システム・インテグレータのクボタシステム開発(本社大阪市)は,静止画像の圧縮/伸張技術BCPC(Block Cosine Permutation Coding)を独自に開発,カメラ・メーカーや医療機器メーカーなどにライセンス販売していく意向だ。また,評価版を同社のWebサイトからダウンロード可能にする予定。

 BCPCは,(1)BCPC-JC(JPEG Compatible),(2)同LS(Lossless System),(3)同JIC(JPEG InCompatible)という3種類の圧縮/伸長技術からなる。このうち(3)のJICはまだ開発中だ。

 JCは,業界標準のJPEGよりも圧縮率は約2倍(カラー画像の場合,100分の1から10分の1程度)で,しかも画質はJPEGと同程度を保てるという。
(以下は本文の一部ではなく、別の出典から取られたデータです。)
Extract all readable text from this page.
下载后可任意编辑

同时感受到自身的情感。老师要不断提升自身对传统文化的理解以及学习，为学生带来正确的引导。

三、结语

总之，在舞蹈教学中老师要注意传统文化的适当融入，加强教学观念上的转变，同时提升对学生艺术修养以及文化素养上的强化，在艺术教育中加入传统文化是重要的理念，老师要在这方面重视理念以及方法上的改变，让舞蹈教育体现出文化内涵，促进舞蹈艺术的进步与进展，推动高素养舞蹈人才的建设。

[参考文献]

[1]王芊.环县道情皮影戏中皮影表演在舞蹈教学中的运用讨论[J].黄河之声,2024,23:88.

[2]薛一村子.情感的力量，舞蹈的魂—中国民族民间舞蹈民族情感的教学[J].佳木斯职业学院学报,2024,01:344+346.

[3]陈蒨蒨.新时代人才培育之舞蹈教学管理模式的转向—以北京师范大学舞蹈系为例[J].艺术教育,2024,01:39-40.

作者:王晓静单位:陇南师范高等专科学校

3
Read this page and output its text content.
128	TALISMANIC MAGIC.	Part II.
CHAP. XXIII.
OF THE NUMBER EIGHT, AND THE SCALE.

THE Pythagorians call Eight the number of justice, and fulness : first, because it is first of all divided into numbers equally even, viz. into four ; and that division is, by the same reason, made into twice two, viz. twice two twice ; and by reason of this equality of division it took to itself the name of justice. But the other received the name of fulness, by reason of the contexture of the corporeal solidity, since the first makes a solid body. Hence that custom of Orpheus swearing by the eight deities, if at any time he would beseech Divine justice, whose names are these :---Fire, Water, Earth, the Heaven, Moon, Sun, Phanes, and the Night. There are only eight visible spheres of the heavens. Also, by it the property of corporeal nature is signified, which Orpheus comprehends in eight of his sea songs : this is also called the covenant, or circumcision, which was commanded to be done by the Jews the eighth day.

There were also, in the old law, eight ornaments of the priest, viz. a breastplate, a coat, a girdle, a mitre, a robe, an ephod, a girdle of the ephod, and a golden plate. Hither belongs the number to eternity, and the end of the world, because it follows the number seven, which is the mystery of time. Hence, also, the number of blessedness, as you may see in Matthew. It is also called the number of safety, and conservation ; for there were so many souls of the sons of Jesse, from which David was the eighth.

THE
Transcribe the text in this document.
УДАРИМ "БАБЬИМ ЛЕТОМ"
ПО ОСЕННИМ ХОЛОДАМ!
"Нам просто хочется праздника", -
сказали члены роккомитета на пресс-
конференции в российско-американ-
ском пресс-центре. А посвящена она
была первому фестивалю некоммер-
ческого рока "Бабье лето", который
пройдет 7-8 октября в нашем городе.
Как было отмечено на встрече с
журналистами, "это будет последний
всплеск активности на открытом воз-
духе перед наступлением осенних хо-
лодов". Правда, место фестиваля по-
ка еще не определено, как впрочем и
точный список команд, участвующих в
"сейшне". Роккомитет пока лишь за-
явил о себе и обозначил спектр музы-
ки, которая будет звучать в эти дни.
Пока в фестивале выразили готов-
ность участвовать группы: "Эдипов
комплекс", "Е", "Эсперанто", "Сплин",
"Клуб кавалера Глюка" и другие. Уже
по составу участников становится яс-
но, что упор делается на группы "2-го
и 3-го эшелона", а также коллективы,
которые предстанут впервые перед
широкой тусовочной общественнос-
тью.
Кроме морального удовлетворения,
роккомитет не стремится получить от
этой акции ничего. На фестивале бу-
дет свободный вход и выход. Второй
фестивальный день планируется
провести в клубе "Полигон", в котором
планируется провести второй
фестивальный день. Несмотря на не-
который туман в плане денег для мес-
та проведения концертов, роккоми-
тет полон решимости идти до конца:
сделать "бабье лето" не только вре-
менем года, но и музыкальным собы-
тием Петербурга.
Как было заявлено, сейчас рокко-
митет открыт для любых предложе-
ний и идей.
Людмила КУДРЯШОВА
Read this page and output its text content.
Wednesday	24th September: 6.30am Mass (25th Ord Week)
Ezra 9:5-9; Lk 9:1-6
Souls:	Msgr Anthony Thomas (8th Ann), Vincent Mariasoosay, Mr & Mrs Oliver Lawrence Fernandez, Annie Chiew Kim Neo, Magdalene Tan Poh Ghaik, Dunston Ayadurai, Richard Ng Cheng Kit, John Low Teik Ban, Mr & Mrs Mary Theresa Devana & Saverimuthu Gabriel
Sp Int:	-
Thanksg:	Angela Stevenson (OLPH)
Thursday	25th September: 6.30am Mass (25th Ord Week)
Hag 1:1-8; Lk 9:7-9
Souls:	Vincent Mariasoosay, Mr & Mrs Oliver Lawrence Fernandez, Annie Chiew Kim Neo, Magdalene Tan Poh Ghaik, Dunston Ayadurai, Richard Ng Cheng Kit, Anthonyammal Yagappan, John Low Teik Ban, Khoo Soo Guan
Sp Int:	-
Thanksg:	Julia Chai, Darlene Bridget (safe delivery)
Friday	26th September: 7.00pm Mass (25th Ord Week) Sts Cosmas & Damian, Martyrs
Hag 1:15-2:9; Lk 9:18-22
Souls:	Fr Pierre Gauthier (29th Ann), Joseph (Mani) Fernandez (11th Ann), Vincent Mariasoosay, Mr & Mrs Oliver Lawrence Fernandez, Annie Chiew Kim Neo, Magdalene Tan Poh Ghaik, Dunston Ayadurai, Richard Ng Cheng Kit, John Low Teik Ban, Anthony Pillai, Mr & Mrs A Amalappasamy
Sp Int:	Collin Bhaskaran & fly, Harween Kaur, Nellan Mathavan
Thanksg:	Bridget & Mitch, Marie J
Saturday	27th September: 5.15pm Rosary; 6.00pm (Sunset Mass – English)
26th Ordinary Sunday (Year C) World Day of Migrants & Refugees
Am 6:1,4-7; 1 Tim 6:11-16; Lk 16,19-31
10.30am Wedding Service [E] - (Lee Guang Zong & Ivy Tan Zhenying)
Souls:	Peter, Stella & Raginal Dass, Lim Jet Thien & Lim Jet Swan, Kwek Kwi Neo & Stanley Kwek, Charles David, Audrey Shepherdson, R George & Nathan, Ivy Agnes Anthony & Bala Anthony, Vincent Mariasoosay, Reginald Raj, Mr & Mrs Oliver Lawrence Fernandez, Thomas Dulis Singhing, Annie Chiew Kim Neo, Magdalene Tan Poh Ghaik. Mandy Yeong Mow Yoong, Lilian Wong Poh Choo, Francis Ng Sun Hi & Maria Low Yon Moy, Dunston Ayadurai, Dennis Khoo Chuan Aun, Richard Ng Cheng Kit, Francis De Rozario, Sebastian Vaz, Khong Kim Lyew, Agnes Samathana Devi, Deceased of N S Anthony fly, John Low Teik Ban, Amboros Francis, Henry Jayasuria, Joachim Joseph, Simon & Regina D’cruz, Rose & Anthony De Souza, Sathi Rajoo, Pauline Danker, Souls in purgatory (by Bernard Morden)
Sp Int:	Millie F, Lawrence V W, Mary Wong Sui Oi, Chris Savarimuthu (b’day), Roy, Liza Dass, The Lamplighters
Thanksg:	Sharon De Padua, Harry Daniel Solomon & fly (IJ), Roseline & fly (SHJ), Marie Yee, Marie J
同社が開発したJPEG/BCPC互換エンジンを使うことで,圧縮したデータをJPEGファイルとして利用したり,JPEG画像をさらにBCPCで圧縮したりできる。圧縮画像から原画像を再現することはできない(不可逆)。

 LSは,圧縮した画像から原画像を再現できる(可逆)技術。JPEGとの互換エンジンを持たない代わりに,JCよりも圧縮率をさらに20%高めている。また,画像の解像度を段階的に表示することも可能。現時点では,24ビット・フルカラーのみサポートしている。JICは,LSと同様にJPEGとの互換エンジンを持たないが,三つの方式のうちもっとも劣化が少ない圧縮を可能にするという。